At age 66, Ratcliffe is also an extremely fit and active cyclist, and if he’s not lying around on his private yacht Hampshire II he’s likely to be out on his bike in the hills around Monaco, where he now spends a large part of his time. 

This time last year, Team Sky came out with orca whales on the back of their jerseys, in support of Sky’s Ocean Rescue, a campaign aimed at tackling the global plastic pollution crisis. With that came some gentle accusation of sportswashing, the practice of using some good cause or publicity to wash over some controversial or questionable reputation or activity. 

The gentle irony now being the sportswashing accusation is being levelled at Ineos, especially given their support of fracking, the process by which water, sand, and chemicals are pumped underground to trigger disruptions in rock formations that release shale gas.

Although permitted in England under licence, governments in Scotland, Wales and Northern Ireland still oppose fracking until further research is completed into its environmental impact; a number of countries ban the process completely, including France and Germany, given the dangers of water and air pollution, and even small earthquakes, to public health. 

It’s one thing to walk away from a brand of alcohol or clothing; it’s harder to walk away from fracking if it’s happening close to where you live – although protests against the Ineos deal didn’t exactly materialise around the Tour of Yorkshire this week. Not yet anyway. 

Truth is there are precious few sporting sponsorships that can be considered morally or ethically right anymore without finding some wrong – and especially in cycling. Mining firm Orica previously sponsored Mitchelton-Scott without much fuss, and oil giant Total is due to take over the Direct Energie team.

Human rights groups have also questioned the sponsorship of Gulf state teams such as Bahrain-Merida team, and starting last year’s Giro d’Italia in Israel was seen by many as blatant sportswashing over the bigger issues in that part of the world. 

Even by his own occasionally brash levels of self-confidence, David Brailsford must have been mildly surprised by the speed with which Team Sky become Team Ineos – just 100 days after Sky announced the end of their 10-year deal, during which time as team principal, Brailsford, saw them win eight Grand Tours, including six Tour de France titles thanks to Bradley Wiggins, Chris Froome, and Geraint Thomas year. 

Environmental concerns

Indeed that prompted Procycling magazine’s deft headline “Jim and Dave’s chemical bromance”, the expectation being Ratcliffe will pump an extra €5 million into Team Ineos each year.

Sky’s annual budget was already around €40 million, well over twice the average €16m budget of the 18 WorldTour teams, and 10 times as much as the 22 smaller UCI Continental teams, and that’s part of the concern with this deal, above or below any environmental concerns. 

What the deal hasn’t washed over either is the team’s background in marginal gains and jiffy bags and emergency TUE’s, and what a British parliamentary committee found was crossing “an ethical line”. Brailsford still hasn’t fully explained those 55 doses of the performance-enhancing corticosteroid triamcinolone acquired between 2010 and 2013. 
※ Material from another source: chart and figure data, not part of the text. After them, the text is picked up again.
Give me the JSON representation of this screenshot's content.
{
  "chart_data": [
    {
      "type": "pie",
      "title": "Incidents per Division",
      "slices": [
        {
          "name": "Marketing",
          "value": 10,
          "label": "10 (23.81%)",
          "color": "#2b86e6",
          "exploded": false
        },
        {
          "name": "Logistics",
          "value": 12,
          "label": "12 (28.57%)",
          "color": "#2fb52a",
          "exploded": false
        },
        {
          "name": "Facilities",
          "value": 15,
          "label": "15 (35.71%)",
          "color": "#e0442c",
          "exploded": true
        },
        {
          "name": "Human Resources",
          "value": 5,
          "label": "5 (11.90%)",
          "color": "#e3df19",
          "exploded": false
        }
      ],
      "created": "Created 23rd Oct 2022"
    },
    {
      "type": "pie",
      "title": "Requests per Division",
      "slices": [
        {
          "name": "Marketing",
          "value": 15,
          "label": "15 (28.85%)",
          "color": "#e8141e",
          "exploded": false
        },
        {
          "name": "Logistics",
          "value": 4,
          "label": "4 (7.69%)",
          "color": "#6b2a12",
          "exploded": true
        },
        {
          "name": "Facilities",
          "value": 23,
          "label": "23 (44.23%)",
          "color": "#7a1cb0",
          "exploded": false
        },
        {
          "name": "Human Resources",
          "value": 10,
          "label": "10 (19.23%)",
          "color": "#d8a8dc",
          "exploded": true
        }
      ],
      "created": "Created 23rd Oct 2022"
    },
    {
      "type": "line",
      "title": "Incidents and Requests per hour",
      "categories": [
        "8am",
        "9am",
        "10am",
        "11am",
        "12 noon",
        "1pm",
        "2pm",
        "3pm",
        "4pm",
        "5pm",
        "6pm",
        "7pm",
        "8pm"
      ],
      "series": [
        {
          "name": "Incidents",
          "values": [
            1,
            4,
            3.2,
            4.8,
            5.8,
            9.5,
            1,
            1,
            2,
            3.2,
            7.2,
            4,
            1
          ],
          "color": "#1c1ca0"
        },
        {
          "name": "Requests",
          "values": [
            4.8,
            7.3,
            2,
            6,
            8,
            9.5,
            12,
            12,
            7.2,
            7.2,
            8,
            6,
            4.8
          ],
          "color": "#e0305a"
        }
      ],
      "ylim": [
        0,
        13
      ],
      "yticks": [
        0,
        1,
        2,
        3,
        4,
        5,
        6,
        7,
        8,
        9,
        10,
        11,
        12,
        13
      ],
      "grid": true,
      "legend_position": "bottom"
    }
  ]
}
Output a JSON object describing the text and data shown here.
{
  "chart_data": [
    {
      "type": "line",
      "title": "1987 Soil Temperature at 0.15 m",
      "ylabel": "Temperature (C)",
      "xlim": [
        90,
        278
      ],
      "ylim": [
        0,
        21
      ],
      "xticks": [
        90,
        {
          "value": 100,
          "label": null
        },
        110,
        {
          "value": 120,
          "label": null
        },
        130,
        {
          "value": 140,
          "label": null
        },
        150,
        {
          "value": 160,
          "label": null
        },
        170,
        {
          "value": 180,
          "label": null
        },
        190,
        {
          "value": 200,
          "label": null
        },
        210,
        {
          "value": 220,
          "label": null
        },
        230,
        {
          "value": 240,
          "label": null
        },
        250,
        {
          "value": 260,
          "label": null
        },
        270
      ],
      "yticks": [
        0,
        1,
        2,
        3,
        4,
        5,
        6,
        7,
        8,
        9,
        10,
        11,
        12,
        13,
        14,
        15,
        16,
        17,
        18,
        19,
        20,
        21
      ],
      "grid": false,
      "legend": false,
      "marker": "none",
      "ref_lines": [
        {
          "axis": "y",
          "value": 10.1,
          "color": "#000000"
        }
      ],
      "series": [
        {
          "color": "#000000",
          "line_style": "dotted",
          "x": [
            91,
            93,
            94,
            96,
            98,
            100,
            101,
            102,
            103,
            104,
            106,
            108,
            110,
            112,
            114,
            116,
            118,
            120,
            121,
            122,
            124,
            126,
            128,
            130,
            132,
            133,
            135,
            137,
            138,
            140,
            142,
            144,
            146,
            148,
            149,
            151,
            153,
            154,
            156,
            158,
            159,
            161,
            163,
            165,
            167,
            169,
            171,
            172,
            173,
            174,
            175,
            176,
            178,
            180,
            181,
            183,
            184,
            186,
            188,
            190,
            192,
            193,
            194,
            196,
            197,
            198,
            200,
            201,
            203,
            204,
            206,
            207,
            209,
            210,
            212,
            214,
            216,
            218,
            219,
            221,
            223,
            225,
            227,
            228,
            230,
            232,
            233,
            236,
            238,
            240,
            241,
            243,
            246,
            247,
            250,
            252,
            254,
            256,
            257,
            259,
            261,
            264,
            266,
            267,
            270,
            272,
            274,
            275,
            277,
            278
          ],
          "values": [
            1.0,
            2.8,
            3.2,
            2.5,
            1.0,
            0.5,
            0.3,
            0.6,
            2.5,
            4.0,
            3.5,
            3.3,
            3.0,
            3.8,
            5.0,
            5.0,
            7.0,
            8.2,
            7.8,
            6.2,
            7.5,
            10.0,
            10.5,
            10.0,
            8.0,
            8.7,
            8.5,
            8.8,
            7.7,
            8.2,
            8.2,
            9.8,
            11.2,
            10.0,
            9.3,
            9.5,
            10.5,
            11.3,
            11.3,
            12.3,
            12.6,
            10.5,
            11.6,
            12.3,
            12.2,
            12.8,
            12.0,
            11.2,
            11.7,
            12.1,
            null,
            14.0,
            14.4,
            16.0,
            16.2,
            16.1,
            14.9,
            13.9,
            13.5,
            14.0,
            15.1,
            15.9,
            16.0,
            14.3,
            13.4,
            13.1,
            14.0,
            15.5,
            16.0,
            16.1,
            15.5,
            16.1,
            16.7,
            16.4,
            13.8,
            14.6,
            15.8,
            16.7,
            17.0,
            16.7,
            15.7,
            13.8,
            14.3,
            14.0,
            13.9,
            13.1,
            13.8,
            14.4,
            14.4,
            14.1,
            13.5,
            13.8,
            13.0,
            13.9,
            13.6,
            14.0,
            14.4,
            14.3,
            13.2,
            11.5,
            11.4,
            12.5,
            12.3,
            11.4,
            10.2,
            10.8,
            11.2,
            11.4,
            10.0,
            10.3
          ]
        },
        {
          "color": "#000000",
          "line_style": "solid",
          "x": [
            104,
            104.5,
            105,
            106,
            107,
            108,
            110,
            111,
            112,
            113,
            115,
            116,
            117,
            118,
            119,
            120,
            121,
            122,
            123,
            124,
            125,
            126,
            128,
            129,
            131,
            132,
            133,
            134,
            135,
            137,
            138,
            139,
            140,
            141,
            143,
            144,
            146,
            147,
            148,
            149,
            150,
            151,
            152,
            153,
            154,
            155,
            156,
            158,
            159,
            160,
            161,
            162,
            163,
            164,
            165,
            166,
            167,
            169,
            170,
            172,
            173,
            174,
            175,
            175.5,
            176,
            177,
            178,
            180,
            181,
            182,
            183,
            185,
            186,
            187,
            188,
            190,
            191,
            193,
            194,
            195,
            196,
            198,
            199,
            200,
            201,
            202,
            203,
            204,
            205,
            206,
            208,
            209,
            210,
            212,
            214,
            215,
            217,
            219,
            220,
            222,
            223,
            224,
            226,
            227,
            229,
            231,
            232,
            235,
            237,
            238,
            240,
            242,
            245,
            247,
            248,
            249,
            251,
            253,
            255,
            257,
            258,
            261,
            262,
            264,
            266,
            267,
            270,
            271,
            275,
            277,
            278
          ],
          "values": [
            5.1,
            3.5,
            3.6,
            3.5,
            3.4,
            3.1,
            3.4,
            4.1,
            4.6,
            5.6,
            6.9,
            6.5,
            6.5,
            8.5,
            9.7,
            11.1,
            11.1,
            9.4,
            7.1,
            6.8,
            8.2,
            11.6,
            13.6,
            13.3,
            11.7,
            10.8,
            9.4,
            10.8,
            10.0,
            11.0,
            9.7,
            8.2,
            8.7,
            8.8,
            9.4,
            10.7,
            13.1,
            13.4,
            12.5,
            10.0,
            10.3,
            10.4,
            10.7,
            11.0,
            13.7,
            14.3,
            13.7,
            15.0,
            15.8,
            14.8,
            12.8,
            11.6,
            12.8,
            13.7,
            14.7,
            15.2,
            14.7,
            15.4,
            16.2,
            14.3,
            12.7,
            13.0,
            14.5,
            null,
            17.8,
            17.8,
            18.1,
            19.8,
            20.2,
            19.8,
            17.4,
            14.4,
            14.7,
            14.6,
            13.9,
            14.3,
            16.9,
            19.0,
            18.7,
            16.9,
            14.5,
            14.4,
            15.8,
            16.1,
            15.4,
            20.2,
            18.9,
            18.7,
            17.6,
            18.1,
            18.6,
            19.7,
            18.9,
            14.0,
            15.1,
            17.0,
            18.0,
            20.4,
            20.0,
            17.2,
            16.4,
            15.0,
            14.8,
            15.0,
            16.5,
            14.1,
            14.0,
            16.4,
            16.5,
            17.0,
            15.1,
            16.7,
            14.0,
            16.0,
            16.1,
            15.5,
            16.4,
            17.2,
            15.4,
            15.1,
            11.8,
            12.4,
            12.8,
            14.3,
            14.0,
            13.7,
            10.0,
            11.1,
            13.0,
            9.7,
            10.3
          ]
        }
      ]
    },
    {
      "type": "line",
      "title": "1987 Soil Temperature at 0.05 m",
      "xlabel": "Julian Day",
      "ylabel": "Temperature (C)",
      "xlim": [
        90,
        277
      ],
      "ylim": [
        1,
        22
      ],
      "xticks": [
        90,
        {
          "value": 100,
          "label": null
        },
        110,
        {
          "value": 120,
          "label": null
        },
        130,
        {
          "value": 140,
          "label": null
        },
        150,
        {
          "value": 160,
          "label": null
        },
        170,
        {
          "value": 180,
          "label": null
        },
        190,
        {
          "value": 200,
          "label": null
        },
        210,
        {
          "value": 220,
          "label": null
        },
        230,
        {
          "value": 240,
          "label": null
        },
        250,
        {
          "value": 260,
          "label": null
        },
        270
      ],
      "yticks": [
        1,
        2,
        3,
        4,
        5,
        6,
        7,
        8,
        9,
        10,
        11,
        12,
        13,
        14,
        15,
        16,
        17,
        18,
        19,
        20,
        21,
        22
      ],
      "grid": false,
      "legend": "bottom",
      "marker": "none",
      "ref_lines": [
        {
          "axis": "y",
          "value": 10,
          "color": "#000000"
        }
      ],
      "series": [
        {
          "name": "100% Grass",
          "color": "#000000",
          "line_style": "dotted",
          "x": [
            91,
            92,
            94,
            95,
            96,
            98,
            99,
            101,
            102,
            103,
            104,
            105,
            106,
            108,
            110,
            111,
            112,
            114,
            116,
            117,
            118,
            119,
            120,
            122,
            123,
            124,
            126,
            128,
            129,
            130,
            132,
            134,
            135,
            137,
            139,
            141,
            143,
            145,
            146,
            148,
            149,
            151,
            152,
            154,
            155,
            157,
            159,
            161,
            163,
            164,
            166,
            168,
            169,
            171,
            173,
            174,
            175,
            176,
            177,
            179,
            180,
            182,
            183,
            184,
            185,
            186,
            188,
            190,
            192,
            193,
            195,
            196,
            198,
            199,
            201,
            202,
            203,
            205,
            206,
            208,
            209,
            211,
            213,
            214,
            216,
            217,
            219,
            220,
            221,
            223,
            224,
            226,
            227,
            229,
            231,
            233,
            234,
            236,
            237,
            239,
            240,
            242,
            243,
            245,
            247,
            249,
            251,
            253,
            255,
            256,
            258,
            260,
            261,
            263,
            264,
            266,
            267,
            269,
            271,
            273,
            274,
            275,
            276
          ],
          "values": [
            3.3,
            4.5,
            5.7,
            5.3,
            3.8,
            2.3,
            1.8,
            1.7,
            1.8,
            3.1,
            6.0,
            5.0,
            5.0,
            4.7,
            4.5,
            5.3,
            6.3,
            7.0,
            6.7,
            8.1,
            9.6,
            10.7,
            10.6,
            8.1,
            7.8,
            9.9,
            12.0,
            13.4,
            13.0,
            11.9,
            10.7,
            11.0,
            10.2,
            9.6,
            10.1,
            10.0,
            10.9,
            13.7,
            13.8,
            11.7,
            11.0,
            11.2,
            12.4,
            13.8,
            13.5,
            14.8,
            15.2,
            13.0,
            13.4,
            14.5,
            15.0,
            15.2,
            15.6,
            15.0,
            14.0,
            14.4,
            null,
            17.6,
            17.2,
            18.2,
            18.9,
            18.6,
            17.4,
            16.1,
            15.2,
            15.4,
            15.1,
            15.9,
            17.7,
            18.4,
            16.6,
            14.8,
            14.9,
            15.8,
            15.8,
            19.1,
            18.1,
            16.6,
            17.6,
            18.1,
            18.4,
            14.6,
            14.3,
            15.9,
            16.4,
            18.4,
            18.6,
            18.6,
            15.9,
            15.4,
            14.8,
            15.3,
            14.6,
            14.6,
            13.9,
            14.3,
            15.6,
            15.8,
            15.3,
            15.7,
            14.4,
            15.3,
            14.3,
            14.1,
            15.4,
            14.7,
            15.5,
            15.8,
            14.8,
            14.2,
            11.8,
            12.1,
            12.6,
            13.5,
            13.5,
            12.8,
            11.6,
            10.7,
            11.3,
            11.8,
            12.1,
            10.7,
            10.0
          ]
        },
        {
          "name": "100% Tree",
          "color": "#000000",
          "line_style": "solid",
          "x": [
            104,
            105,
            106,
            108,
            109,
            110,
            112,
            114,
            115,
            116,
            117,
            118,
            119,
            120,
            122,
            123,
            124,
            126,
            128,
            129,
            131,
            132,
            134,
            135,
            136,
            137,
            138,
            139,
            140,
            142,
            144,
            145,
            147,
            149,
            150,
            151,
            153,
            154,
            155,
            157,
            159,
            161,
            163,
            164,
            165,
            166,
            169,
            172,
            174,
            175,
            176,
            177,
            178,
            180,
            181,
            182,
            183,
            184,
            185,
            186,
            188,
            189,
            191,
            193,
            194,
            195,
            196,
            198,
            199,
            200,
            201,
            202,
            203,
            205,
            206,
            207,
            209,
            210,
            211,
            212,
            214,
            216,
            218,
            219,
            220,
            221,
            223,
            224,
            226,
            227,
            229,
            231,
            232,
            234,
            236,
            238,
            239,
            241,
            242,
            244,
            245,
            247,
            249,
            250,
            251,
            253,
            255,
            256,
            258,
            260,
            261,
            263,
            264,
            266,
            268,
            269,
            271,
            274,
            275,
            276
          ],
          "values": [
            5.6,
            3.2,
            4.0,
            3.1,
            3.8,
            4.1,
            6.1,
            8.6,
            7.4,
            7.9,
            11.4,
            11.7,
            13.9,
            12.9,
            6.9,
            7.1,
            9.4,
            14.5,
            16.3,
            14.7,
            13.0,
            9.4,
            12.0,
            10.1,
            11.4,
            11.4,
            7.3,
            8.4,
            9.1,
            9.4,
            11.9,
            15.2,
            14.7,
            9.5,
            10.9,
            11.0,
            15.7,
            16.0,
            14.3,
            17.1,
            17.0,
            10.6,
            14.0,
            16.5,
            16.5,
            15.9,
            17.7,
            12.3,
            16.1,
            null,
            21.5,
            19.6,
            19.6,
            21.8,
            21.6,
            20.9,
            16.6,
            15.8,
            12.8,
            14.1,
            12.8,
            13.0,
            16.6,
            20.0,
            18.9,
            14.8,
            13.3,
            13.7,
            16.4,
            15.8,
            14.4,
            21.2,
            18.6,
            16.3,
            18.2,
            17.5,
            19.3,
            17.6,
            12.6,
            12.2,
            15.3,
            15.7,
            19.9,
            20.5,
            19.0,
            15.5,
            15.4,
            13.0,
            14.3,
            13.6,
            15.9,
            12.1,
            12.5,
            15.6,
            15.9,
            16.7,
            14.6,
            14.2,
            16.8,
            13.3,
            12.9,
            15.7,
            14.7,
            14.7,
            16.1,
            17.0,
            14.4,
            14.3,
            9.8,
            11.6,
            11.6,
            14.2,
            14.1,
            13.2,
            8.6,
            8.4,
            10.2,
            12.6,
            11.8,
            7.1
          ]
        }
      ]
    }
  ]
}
Froome’s kidney’s malfunction during stage 18 of the 2017 Vuelta, when his body contained twice the allowed amount of his asthma medication salbutamol, was partly explained by a study carried out on dogs, but in the meantime former Team Sky doctor Richard Freeman has yet to face a medical tribunal, twice postponed in recent months.   

“We did our due diligence, I have absolutely no interest in cheating or drugs,” Ratcliffe told BBC Sport on Wednesday. “The day that any of that enters our world, we’ll be exiting that world.” 

Which gently begs the question: exactly how deep did Ratcliffe dig into Team Sky?